Segrivaun
The woman gave them each a hand and pulled them into a room that was lit, to Orem's surprise, by daylight. Wasn't it night? Hadn't he been hours in the dark? Or could it be the next morning already? No, he wasn't that tired. There was no open window; just a few cracks in the wooden wall, with a roll of heavy black cloth tied above it, ready to be let down at night to hold candlelight inside.
Orem wondered if this woman lived all her life here. Perhaps. It paid: Braisy handed her two silvers.
"Ah," said the fat woman. Her breasts hung well below her waist, as if she were smuggling grain sacks under her blouse. Her belly wagged to and fro when she walked. Her face, too, was draped with flesh; even her brow hung loosely over her eyes, and she actually lifted her forehead with her hand so she could look up and see Orem's face.
"What is he? Why this way? Surely not for the King, this one!"
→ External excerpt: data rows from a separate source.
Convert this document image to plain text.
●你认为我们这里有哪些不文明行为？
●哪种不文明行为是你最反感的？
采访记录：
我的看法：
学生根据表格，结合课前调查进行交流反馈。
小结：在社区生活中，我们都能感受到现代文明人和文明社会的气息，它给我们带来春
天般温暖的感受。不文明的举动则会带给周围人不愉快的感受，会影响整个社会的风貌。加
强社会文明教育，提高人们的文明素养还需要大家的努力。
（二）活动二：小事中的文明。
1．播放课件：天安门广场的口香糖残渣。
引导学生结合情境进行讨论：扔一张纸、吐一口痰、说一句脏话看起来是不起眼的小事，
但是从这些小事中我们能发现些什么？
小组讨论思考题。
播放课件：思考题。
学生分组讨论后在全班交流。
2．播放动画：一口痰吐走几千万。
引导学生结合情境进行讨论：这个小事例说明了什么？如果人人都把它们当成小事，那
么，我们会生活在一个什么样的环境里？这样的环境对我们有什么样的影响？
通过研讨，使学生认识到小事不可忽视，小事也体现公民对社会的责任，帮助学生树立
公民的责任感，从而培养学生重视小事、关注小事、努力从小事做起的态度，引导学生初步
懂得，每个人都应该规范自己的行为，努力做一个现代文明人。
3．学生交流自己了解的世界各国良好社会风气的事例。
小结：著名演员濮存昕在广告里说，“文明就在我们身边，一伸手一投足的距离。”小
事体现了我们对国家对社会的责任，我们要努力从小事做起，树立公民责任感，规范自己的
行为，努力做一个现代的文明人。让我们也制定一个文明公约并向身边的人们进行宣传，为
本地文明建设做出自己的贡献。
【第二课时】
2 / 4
"A shadow said to take him to you, Segrivaun, and you'd lead us to the glass of public death."
Segrivaun looked away, let her brows fall down over her eyes again. "For him?"
"Said he was wanting."
"Oh, yes, wanting. They brought what he wanted here just an hour ago, cloven hoof and two men binding. Only four horns, but enough, enough, a little one but enough. I want nothing of him. Go on, through here."
She led the way into a cavernous passageway. Forced to bend in the low tunnel, following right behind the woman, Orem couldn't hide from the stench of her; she was foul. But the way was not long. They came to a room with a round hole in the ceiling and two heavy ropes coming down. One rope was taut and tied to a stout iron ring bolted to the floor; the other was also taut but hung free through a hole near the ring, going down deeper into the house.
The fat woman positioned them opposite her and bade them stand away from the ropes, while she fairly enveloped the fastened one in her belly and breasts, holding to the free rope with both hands. She grunted and pulled down on the free rope. The floor rose under them.
Not the whole floor, but a circle of it, and it wobbled madly. They rose past one floor, past another, and finally stopped at the third. Segrivaun lifted them a few inches clear of the floor, then began rocking back and forth. It was a terrifying motion, and Orem couldn't balance fast enough to keep from falling. But when he fell, the platform fell also, and enough to the side of the hole that it stayed as Segrivaun stepped to the caught edge and held it there with her weight.
Braisy quickly took the lamp a few steps away, to where some heavy boards lay on the floor.
He took one up, spanned the hole in the floor with it, it, and shoved it under the edge of the circle of wood. Segrivaun stepped off, and now apparently the need for whispering was through.
"Get up," Braisy said impatiently.
Orem stood, stepping back quickly from the circle and the hole. Fire searing, lecher leering, number finger, Stone Road, Bone Road. The thread was complete. Orem knew that now was his chance, if he swung into the hole and dropped to the floor below, then climbed down the free rope to the bottom, then retraced all his steps—
Segrivaun's huge hand closed on his arm. Orem tried to pull away.
"There's some tried it," Segrivaun said. "They're all dead, though. All got lost in the catacombs."
I won't.
"But Braisy's paid three silvers already, he doesn't want a dead one, does he, doesn't want a lost one. Come on."
Segrivaun opened a door, and they stepped into a tiny chamber. Braisy closed the door after them and set the lamp on a high shelf. He took a deep breath. "Strip," he said.
And meant it, for he began taking off all his clothes himself. Orem unbelted his shirt and pulled it over his head, uneasy at not knowing what was going to happen. Segrivaun, too, was undressing; modestly she turned her back to them and pulled acres of cloth over her head. Her buttocks, Orem saw, were as loose as her breasts, and nearly reached the floor.
"Take off your wrap, too," Braisy said. "And sandals."
Orem untied the sandals from his calves, let them drop to the ground. Braisy kicked them into a corner. Then, when Orem was too slow with his winder wrap, he yanked on it, pulled it free. The last of Orem's money dropped to the floor, rolled. Braisy had all three coins before they were still. "The last of what you owe me."
"Never miss a minim, do you?" the fat woman chuckled. She crossed her arms across her chest in a mockery of modesty; the huge black nipples of her dugs hung far below, where her hands could not possibly reach them. "They're ready in there, ready for sure."
Orem reached down and picked up his clothes, bundled them under his arm. Braisy reached out and knocked them down, then opened the door.
It was bright inside. A round room, with stone walls and no windows. A stairway came up one wall, curving. Candles hung all along the walls, and there was a small fire in a clay pot, which stank with some heavy, sweet smell that burned Orem's nose. The stones of the wall were so huge that Orem knew immediately that this was one of the towers of the Hole. One of the towers, and surely the towers were held by the guards; surely he was betrayed.
Then he saw the four-horned hart in the middle of the floor and he had no thought for walls and soldiers.